Sou fã incondicional de Astro City, já expressei isso aqui no Blog em diversas matérias a respeito dos encadernados da série que já li (A Vida na Cidade Grande - Vol. 01; Confissão - Vol. 02; Álbum de Família - Vol. 03). Neste 4º Volume O Anjo Maculado, Kurt Busiek eleva ainda mais o nível de qualidade da série ao trabalhar a vida de Carl Donewicz, um criminoso que viveu relativos dias de glória na bandidagem no passado, mas que amargou 20 anos em uma prisão federal. Ao sair de lá, tudo que Carl quer é ficar em seu canto, sem arrumar confusão, sozinho com suas lembranças e, quem sabe num golpe de sorte fazer alguma coisa de bom na vida dentro do tempo que lhe resta. Ao desenhar Carl  Donewicz com a feição triste e cansada do ator Robert Mitchum o desenhista da série Brent Aderson acertou o tom perfeito para o personagem. Um trabalho primoroso que precisa ser redescoberto e apreciado. A série Astro City consegue, em cada um de seus volumes, desencavar os conceitos básicos dos super-heróis, transcendendo a avalanche dos inúmeros pastiches que invadiram o mercado dos quadrinhos (e que ainda existem) após a publicação de Watchmen de Alan Moore. 


Jeff Lemire é um dos roteiristas que vem se destacando no mercado dos quadrinhos, sobretudo em seus trabalhos autorais. É difícil dizer se suas histórias terão o impacto que as de outros grandes autores dos quadrinhos tiveram, mas sem dúvida nenhuma sua abordagem trafega dentro de um espectro da narrativa ficcional que gosto muito, ou seja, passeia pelo fantástico, terror, ficção científica... e tudo conduzido de uma forma a não engolir os dramas pessoais dos personagens.

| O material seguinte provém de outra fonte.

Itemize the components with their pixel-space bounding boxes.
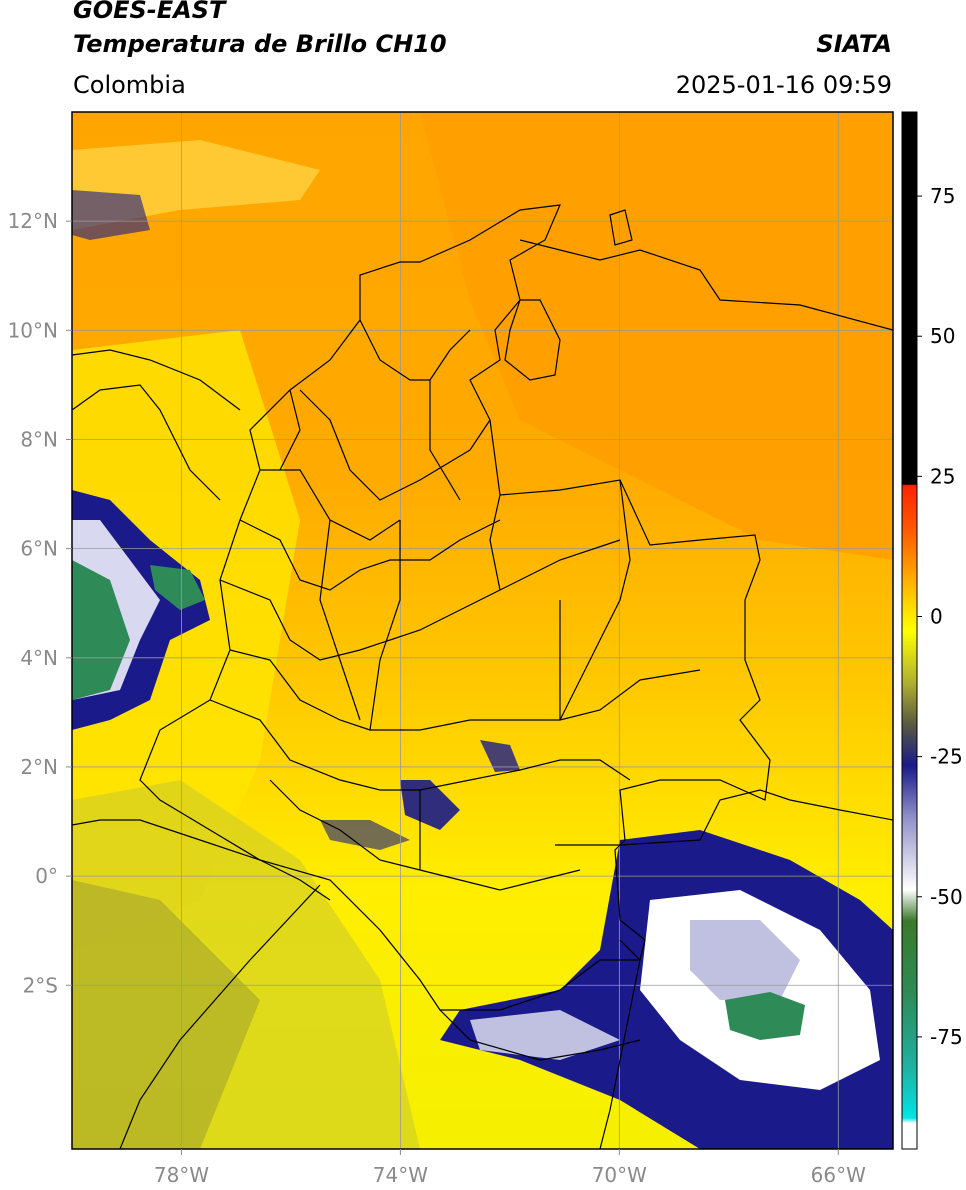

Há respeito por eles. Em Black Hammer, Lemire homenageia os quadrinhos de super-heróis trazendo suas versões de grandes heróis clássicos dos quadrinhos. É possível reconhecer facilmente amálgamas de Capitão América/Demolidor, o Caçador de Marte, além de Shazam... entre outros. Mas o grande mérito do autor é fazer esta homenagem de forma distorcida; por vezes parece que estamos em um episódio de uma série de terror que rapidamente migra para ficção científica que rapidamente se transforma em um episódio de Além da Imaginação (The Twilight Zone). Embora tenha lido algumas críticas negativas quanto à simplicidade do final da saga, mais do que o fim, a importância da série está na construção e ambientação de cada personagem. Muito bom!


Uma HQ que pareceu ficar um pouco à margem dos lançamentos mainstream foi Bowie - Stardust, Rayguns & Moonage Daydreams, um quadrinho feito de fã para fã do Camaleão David Bowie. A partir de um relato coerente, mas com uma atmosfera onírica, o autor apresenta os primeiros anos da carreira de Bowie. A história é recheada de referências musicais e episódios de bastidores do artista. Um dos grandes méritos é mostrar o processo criativo do músico que parecia ser algo quase "espiritual", ao se conectar com os personagens que eram gestados dentro de si e que erupiam em suas performances. As conexões de Bowie com o mundo pop foi tamanha que extrapolou os recônditos musicais, transbordando para a cultura cinematográfica e literária. Uma obra que precisa ser conhecida e reconhecida!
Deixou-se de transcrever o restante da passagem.